A couple of weeks ago, the hip was well enough for my Physical Therapist to stop focusing entirely on it and she moved her attention to my sticky, but not painful, right ankle and foot.  After about 6 or 8 sessions of her mobilizing the ankle and foot bones, including running an incredibly painful hard piece of plastic between my bones and tendons and muscles, the ankle and foot have more mobility than they’ve had for the past almost 2 years and that gave me more efficient mechanics in the hip, which then stopped hurting on such a regular basis.  Now the hip pain only sets in about every 5 days or so, instead of every morning.

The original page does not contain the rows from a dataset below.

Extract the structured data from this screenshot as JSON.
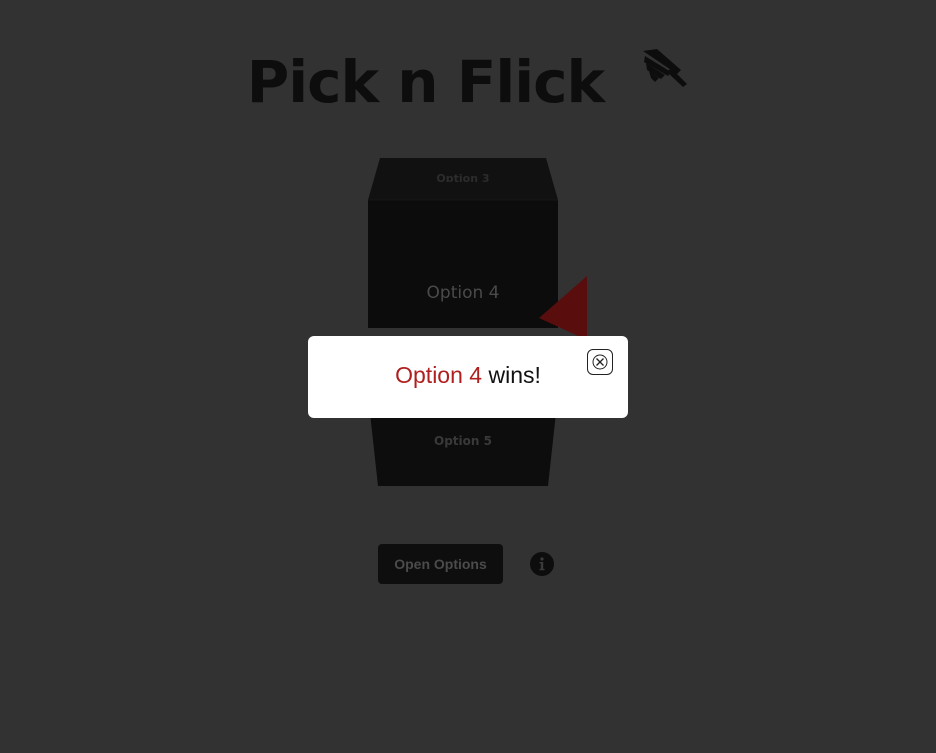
{
  "header": {
    "title": "Pick n Flick",
    "title_icon": "pointing-hand-icon"
  },
  "wheel": {
    "top_option": "Option 3",
    "main_option": "Option 4",
    "bottom_option": "Option 5",
    "pointer_icon": "triangle-pointer-icon"
  },
  "result_dialog": {
    "winner": "Option 4",
    "suffix": " wins!",
    "close_icon": "close-icon"
  },
  "controls": {
    "open_options_label": "Open Options",
    "info_icon": "info-icon"
  },
  "colors": {
    "background": "#323232",
    "accent_red": "#b01f1f",
    "pointer_red": "#5a0d0d"
  }
}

I have been walking on the treadmill to warm up before PT sessions.  I do anywhere between 15 and 30 minutes.  I start out at a relatively slow pace, like 2.5 miles per hour and by about 12 minutes, I’m up to a pace that would allow me to complete a half-marathon in the allowed time, provided I could keep that pace up for 13.1 miles, which I can’t today.  Today, I can hold that pace about one mile, or two.

The other thing that is new to me is that I can occasionally work my way up to a slow jogging pace of 4-4.5 miles per hour.  I can typically only do that if I have my MP3 player with me, loaded with the Marathon Playlist I made for myself to do the 2008 P.F. Chang’s Full Marathon in under 5 hours.  I am so, so, so, so, so, so grateful to have that marathon experience in my past.  Because the body has done it once, it remembers and the fool thing thinks it can do it again.  I trained for so many miles to that musical playlist that I have a Pavlovian conditioning to each and every song.  When the songs come on, I feel like I must run, and then I do.  For a while.  ‘Till my pelvis reminds me it’s made out of an Erector Set and my right leg muscles remind me that they are not nearly long enough to reach the bottom of my leg and they are tired from trying.

I can’t begin to tell you how many silent tears I have shed, running on the treadmill, at my Physical Therapy gym.  They are generally tears of happiness and sorrow, intermingled.  Happiness that I am there, I am doing it, I am alive, I am running, and sorrow that I’m not able to do what I once did, and sorrow for how fucking hard I’ve had to work to get to that place, and sorrow for everything I’ve lost as a result of this accident and happiness at everything I’ve gained and pride for what I’ve accomplished, and embarassment for running and crying at Physical Therapy and happiness that I’m not too vain to run and cry at Physical Therapy and that that attitude is part of what has helped me recover to this point and… well, about that time, my body chimes in with some sort of random pain and I have to slow down, which gives me time to dry my tears, wipe my runny nose, and carefully peer around to verify that no one is snickering, at which point, I usually notice that no one is even aware of the incredible journey I just made, all the while, never really going anywhere.

So, back at it today.  I’m taking my music and am ready for a run.  If it happens, it happens.  If not, that’s fine, too.  I’ll do my exercises, take the beating with the plastic implements of torture, thank my therapist for the privilege, and do as many of my exercises as I can before I get pissed that I have to be there and storm out in a huff, only to repeat that again on Monday.

All kidding aside, though, as clear as it is to me that my surgeons saved my life, it is as crystal clear to me that physical therapy has been the absolute key to all the physical activity I am currently able to do.  If it is ever recommended that you go to Physical Therapy for an injury, I strongly, strongly, strongly suggest you not only go, but that you go until they tell you it’s time to stop going.  And by “They,” I mean your Physical Therapist, not your insurance company.  When my pelvis surgeon lead me to believe my insurance wouldn’t authorize any more physical therapy past the first year, Jon and I decided I’d continue to go and pay out of pocket.  Luckily, the surgeon was wrong and insurance is still paying, but I am so sold on the healing powers of Physical Therapy, I was ready to pay a thousand bucks a month for as long as we could, because I think it’s worth it.